Lihatlah, kini kau semakin tumbuh besar dan kuat, laksana karang kokoh dan menjulang yang siap menerjang ombak, bahkan siap menghadang angin. Langkahmu tegak, lambaianmu mantap berisi, gerakanmu gesit dan serasi, serta rona wajah cerah berseri seakan tak ada masalah yang tak teratasi. Asa membawaku untuk ingin selalu menikmati lagi masa kemungilan, kelucuan, dan kegemasan tingkah polah keseharianmu.

Bahkan setiap memandangi wajahmu lekat-lekat, aku sering kali merasa takjub tanpa berkesudahan. Ajaib. Kau tumbuh bagaikan disulap, kau membesar seperti cepatnya waktu melipat sang gelap.

Tanpa disadari, sering kali gumam sesak penyesalan terucap, aku menisbikan kehadiranku untuk mengerjap akan hari ke hari tumbuh kembangmu, sedang sang waktu telah tega semakin merenggangkan masa lalu. Diriku pun sadar betul akan ungkapan bahwa bila kau ingin selalu dalam kenangan anak dengan abadi, kau harus menghabiskan waktu bersama mereka hari ini, bukan besok atau lusa.

Yusuf anakku jantan, di atas buritan kapal aku selalu ingin tahu dan menduga-duga, apakah gerangan yang kau ceritakan kelak? Adakah cita-cita menjadi seorang astronaut agar bisa menggapai kerjapan milyar bintang di angkasa masih terpatri rekat?

Gapai dan rengkuhlah cita cita setinggi apapun anakku, bapak akan selalu mendukungmu.

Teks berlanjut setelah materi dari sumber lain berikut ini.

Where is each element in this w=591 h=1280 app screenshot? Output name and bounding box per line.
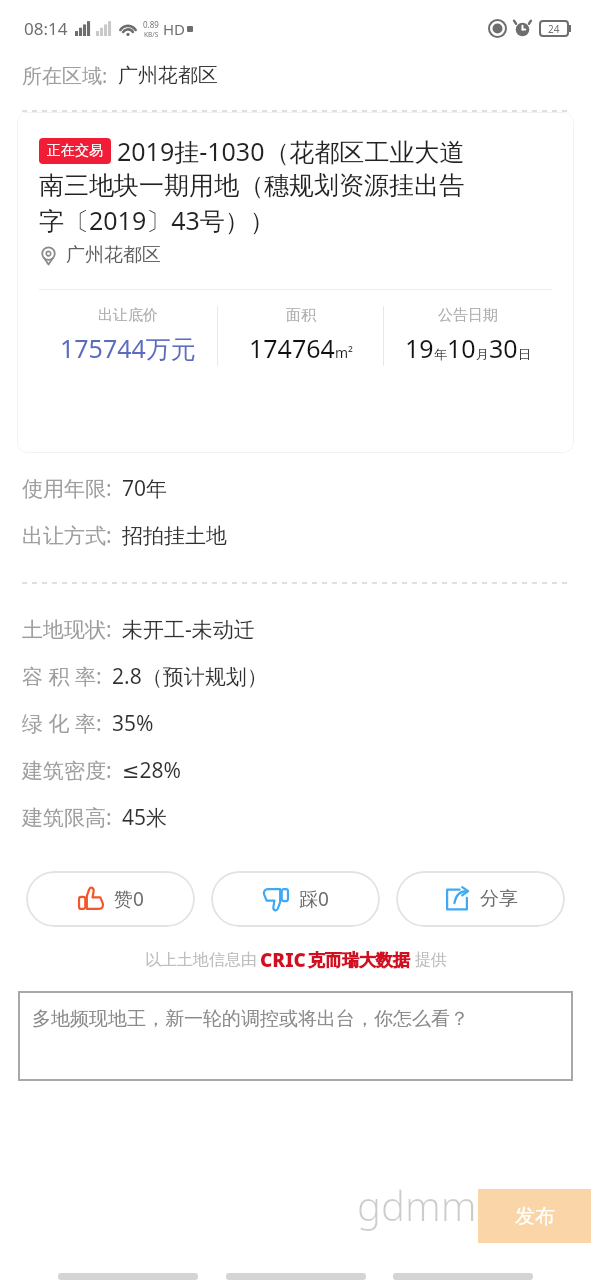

Bapak akan selalu berusaha mengawalmu hingga tulang punggung ini membungkuk lelah, sampai dengan badan ini membujur ke utara berkalang tanah.

Kau tidak boleh lemah karena hidup di zaman sekarang yang semakin susah, jangan sampai tumbang dan jangan sekali-kali tertulis kata menyerah dalam kamusmu.

Lihat dan pandanglah dunia anakku, dengan tatapan mata dan hati yang benar benar terbuka, dengan rasa dan asa yang penuh gelora. Tegakkan sampai tegak benar keadilan. Tumbuhkan sampai tumbuh benar kebenaran. Suburkan sampai subur benar kejujuran. Hidupkan sampai hidup benar sebuah keyakinan. Salahkan yang salah, benarkan yang benar, jangan pandang siapa, beranilah kau anakku.

Yusuf buah hati kebanggaanku, keberanian itu adalah kesadaran karena di dalam keberanian kau harus sadar akan risiko yang ditanggung dalam setiap mengambil keputusan. Keberanian itu adalah keyakinan karena dalam keberanian kau harus yakin bahwa benar adalah benar dan salah adalah salah.

Keberanian itu adalah kekuatan karena dalam keberanian itu mengandung kekuatan, kau harus bisa menempatkan kekuatanmu secara arif dan menyalurkan secara bijaksana, jangan kau umbar kekuatanmu untuk sia sia. Keberanian itu adalah kebulatan karena dalam keberanian itu kau harus bisa membulatkan tekad untuk bisa mewujudkan cita-cita. Berusaha dan terus berusaha, berikhtiar, dan berdoalah selalu. Man jadda wa jadda.

Yusuf matahariku, untuk kesekian kali bapak berharap agar kau tidak menapaktilasi jejak bapakmu karena sampai hari ini, bapakmu masih menjadi pengecut untuk tidak berani menyabung nasib di kampung halaman. Barangkali yang harus kau lihat adalah keberanian untuk melakukan pengorbanan, pergi membelah lautan demi segenggam harapan.

Sementara itu, di sini, di antara debur ombak semenanjung Yucatan, di sela sepinya deretan sekoci, biarlah aku mengurai satu satu persatu hal yang telah dan yang akan kulakukan terbaik untukmu sambil menyeduh perlahan puisi dari Sang Gibran, “Engkau boleh berusaha menyerupai mereka, namun jangan membuat mereka menyerupaimu, sebab kehidupan tidak pernah berjalan mundur ataupun tenggelam ke masa lampau.”